Asumsi utama UIN Jakarta paling banyak mengeluarkan disertasi kajian al-Qur’an adalah karena hanya Pascasarjana Jakartalah yang secara spesifik membuka konsentrasi Tafsir Hadis sedangkan Pascasarjana lainnya hanya membuka Studi Islam (Islamic Studies), penentuan disertasi pada konsentrasi
Tafsir Hadis, Syariah atau lainnya tergantung dari individu penulisnya. Disamping itu, pascasarjana UIN Syarif Hidayatullah Jakarta telah mempelopori penertiban administrasi mahasiswa yaitu pada periode akademik 2005-2006 sehingga pada tahun 2008 terjadi pembengkakan lulusan doctoral karena dipenuhi oleh mahasiswa di ambang droup out.
Kedua, peta disertasi secara kualitatif menujukkan bahwa ditinjau dari tema maka kajian tafsir tematis lebih banyak diminati baik tematis dalam perspektif al-Qur’an maupun perspektif mufassir tertentu. Namun, kajian tematisasi tersebut lebih bersifat normative, artinya kesimpulan yang dihasilkan hanya diarahkan pada melahirkan wawasan al-Qur’an tentang tema tertentu dan
(6)
96 tidak secara detail menyentuh tuntas salah satu problema masyarakat ketika disertasi tersebut ditulis. Sedangkan, kajian ulum al-Qur’an hanya tema tertentu yang sering dibahas yaitu ilmu qira’at dan rasm, I’jaz al-Qur’an dari segi bahasa
dan kisah dalam al-Qur’an. Pembahasan yang diberikan cenderung mengumpulkan ragam pendapat kemudian menyimpulkan belum ditemukan penelitian yang sampai pada mengkritik kitab induk Ulum al-Qur’an ataupun membangun teori ulum al-Qur’an baru.
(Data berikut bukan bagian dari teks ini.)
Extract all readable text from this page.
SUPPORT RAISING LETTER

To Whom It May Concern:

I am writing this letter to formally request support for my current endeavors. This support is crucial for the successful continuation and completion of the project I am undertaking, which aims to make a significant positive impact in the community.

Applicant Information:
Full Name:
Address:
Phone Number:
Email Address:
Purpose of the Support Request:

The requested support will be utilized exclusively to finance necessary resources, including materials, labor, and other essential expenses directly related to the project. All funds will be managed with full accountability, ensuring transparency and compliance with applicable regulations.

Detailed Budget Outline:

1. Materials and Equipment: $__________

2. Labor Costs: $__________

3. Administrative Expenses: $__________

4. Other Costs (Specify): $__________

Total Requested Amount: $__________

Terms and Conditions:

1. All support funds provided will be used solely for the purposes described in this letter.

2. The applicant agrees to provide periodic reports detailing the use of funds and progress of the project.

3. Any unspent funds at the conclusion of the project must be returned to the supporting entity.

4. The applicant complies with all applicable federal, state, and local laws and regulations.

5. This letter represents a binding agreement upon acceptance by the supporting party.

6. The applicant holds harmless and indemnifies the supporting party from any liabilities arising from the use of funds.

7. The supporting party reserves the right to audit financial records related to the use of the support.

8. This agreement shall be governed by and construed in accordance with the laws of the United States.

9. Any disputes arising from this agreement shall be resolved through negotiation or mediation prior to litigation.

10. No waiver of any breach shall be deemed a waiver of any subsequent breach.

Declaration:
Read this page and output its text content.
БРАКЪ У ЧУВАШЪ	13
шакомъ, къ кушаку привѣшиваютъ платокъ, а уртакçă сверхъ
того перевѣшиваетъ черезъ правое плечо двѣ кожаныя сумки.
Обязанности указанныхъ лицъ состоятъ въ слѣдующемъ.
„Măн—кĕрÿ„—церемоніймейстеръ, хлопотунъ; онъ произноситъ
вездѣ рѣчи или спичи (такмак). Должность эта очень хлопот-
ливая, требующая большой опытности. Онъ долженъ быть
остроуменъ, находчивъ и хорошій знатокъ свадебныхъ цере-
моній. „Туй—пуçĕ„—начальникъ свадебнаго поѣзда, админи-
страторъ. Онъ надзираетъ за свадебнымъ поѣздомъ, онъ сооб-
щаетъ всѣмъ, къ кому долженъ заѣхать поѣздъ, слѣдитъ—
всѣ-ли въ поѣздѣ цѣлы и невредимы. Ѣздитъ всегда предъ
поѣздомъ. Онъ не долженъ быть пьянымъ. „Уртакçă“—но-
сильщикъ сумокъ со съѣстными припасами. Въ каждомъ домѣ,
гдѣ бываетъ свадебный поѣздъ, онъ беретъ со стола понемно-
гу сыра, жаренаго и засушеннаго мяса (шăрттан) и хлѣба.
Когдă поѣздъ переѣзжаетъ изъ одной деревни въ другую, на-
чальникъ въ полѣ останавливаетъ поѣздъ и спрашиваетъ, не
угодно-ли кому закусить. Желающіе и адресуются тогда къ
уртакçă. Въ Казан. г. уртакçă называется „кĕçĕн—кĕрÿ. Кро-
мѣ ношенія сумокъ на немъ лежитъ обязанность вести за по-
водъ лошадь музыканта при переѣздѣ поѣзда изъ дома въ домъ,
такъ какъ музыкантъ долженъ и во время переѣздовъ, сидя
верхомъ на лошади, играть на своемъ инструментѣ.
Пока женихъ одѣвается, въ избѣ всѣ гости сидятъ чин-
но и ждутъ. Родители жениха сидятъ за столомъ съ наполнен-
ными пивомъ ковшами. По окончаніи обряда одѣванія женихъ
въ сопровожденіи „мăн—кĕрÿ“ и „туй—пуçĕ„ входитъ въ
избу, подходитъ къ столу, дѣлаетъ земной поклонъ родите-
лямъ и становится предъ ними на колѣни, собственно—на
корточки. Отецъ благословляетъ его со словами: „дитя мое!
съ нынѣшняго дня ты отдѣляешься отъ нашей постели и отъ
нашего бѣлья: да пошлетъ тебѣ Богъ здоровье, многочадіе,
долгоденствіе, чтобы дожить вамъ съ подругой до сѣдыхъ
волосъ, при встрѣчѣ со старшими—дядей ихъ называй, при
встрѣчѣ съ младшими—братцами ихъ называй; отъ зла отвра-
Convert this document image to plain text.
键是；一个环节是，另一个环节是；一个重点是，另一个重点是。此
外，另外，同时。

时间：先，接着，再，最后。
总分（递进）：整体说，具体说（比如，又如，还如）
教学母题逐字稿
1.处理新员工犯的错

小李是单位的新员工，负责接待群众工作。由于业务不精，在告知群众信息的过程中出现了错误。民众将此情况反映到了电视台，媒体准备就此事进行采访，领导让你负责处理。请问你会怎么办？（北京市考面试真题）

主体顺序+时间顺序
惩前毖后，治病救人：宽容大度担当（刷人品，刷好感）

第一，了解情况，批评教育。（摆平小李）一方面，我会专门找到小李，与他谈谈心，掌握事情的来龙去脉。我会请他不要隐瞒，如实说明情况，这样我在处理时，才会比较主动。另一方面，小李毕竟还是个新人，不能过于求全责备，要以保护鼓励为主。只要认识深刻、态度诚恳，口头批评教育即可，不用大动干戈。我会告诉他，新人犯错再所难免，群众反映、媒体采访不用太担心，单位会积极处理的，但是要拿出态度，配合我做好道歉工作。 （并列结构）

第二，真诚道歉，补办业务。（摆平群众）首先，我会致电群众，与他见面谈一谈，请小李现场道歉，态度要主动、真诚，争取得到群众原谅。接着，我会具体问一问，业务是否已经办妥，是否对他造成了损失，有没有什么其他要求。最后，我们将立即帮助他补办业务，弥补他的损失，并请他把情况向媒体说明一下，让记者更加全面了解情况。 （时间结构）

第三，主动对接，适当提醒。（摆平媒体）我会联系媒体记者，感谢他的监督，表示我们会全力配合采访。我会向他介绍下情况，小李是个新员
Mayoritas disertasi masih berkecimpung dalam ranah keislaman dan kemanusiaan secara umum dan masih sangat minim yang detail mengaitkan penelitiannya dengan problem keindonesiaan.
Rekomendasi Penelitian
Disertasi adalah salah satu bentuk akhir proses perjalanan panjang pencarian keilmuan maka perlu adanya perbaikan dari berbagai pihak agar secara akademik semakin berkualitas dan non-akademik kehadiran disertasi dapat membantu memecahkan satu titik dari banyak titik permasalahan kemasyarakatan di Negara Indonesia. Dengan demikian, perlu penelitian lebih lanjut dari sisi kurikulum penerapan, pengembangannya dan kegunaannya dalam karya disertasi. Penelitian lebih lanjut juga diperlukan dari personil kandidat dotoral terkait semangat keikutsertaannya dalam memecahkan problem keindonesiaan secara riil bukan sekedar normatisasi keagamaan.